Patrice and her husband relentlessly searched the internet for a better solution. Her husband was the first to suggest FMT. Friends in the medical field backed his suggestion, but because her previous doctor had said she wasn't a candidate, Patrice dismissed the idea.

Then, Patrice's husband found a link to Dr. Jackson and The University of Kansas Health System. Patrice agreed to a visit and learned that FMT offered great potential to stop her C. difficile infections once and for all.

"When I met Dr. Jackson and her nurse, Max, they were so excited for me," Patrice said. "Dr. Jackson was straightforward. She told me the hardest thing I would have to do is find a donor. After that, they would take care of the rest."

There is a screening process that includes reviewing the donor's history and obtaining blood work and stool studies.
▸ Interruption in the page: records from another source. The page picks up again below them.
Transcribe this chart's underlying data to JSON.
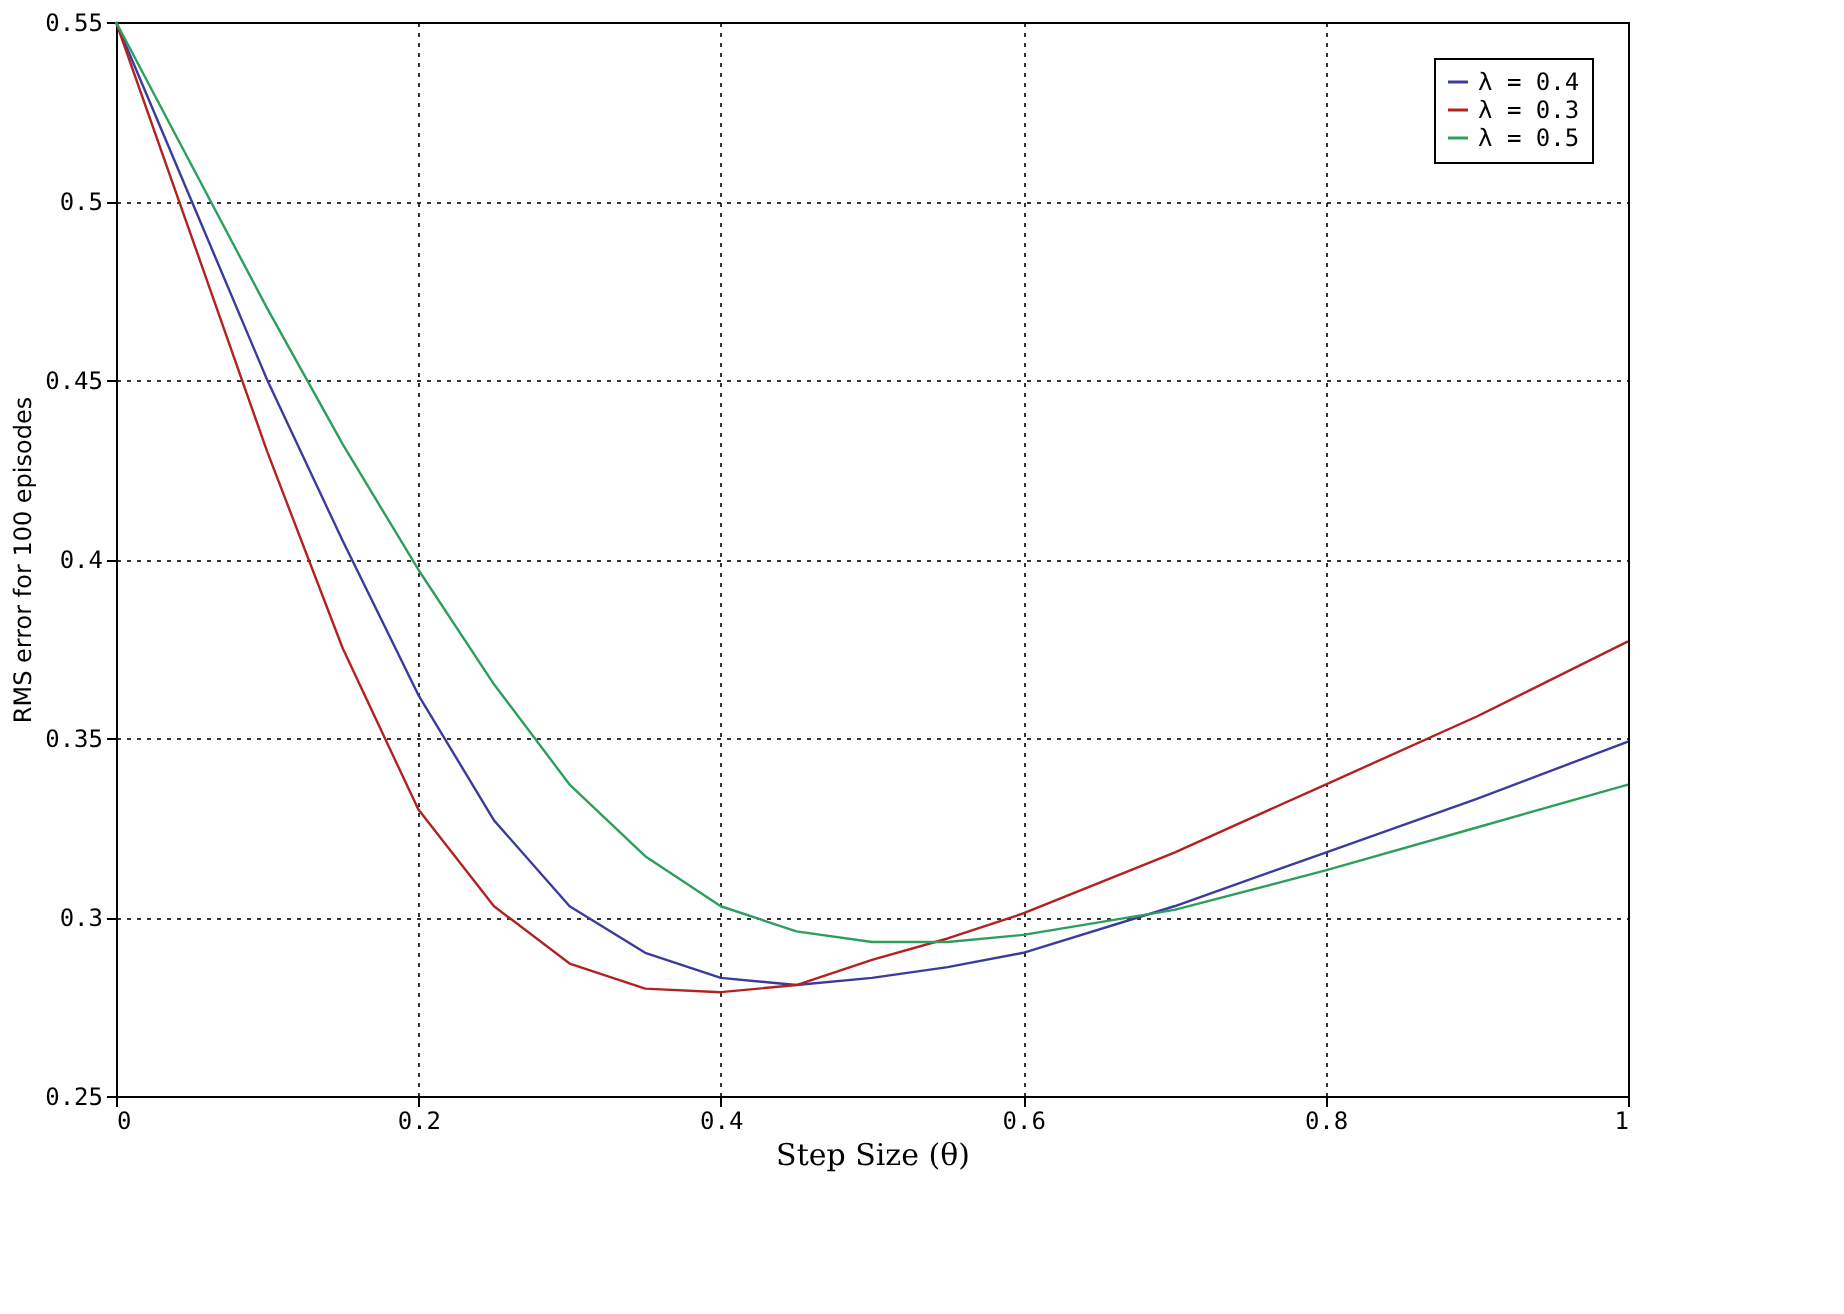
{
  "chart_data": {
    "type": "line",
    "xlabel": "Step Size (θ)",
    "ylabel": "RMS error for 100 episodes",
    "xlim": [
      0,
      1
    ],
    "ylim": [
      0.25,
      0.55
    ],
    "xticks": [
      0,
      0.2,
      0.4,
      0.6,
      0.8,
      1
    ],
    "yticks": [
      0.25,
      0.3,
      0.35,
      0.4,
      0.45,
      0.5,
      0.55
    ],
    "grid": true,
    "legend": "top right",
    "marker": "none",
    "line_style": "solid",
    "x": [
      0,
      0.05,
      0.1,
      0.15,
      0.2,
      0.25,
      0.3,
      0.35,
      0.4,
      0.45,
      0.5,
      0.55,
      0.6,
      0.7,
      0.8,
      0.9,
      1.0
    ],
    "series": [
      {
        "name": "λ = 0.4",
        "color": "#3b3b9e",
        "values": [
          0.55,
          0.5,
          0.45,
          0.405,
          0.362,
          0.327,
          0.303,
          0.29,
          0.283,
          0.281,
          0.283,
          0.286,
          0.29,
          0.303,
          0.318,
          0.333,
          0.349
        ]
      },
      {
        "name": "λ = 0.3",
        "color": "#b22222",
        "values": [
          0.55,
          0.49,
          0.43,
          0.375,
          0.33,
          0.303,
          0.287,
          0.28,
          0.279,
          0.281,
          0.288,
          0.294,
          0.301,
          0.318,
          0.337,
          0.356,
          0.377
        ]
      },
      {
        "name": "λ = 0.5",
        "color": "#2e9e5e",
        "values": [
          0.55,
          0.51,
          0.47,
          0.432,
          0.397,
          0.365,
          0.337,
          0.317,
          0.303,
          0.296,
          0.293,
          0.293,
          0.295,
          0.302,
          0.313,
          0.325,
          0.337
        ]
      }
    ]
  }
}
Patrice turned to her sister-in-law, who agreed. The morning of Patrice's procedure, her sister-in-law provided the stool sample, and Patrice took it with her.

"The sample can be deposited through a nasogastric tube, enema, colonoscopy or pill," Dr. Jackson said. "We have seen the highest success rate via colonoscopy at this time."

OpenBiome supplies healthy samples

Unlike Patrice, patients no longer bear the responsibility to identify a donor. The University of Kansas Health System now subscribes to OpenBiome, a stool bank that operates much like a blood bank. Established in 2012, OpenBiome identifies donors and performs all testing.

"Some patients, such as the elderly, don't have anyone they can ask," Dr. Jackson said. "Further, if a family or friend agreed to donate, they may incur the costs of testing because insurance does not always cover it. OpenBiome removes all those barriers."

Success rates are high

Most of Dr. Jackson's FMT patients are referrals who have had three recurrences after their initial C. difficile infection. At that point, antibiotics only work about 35 percent of the time. There is an 80 to 90 percent success rate with FMT.

Most patients feel better within a few days of their treatment. Typically, one transplant procedure is enough.

Patrice's last C. difficile infection was in September 2016. Today, she is celebrating a year of being healthy and free of recurrences.

"FMT may sound weird and gross, but it really is the best decision," Patrice said. "I feel awesome. I'm a normal person now."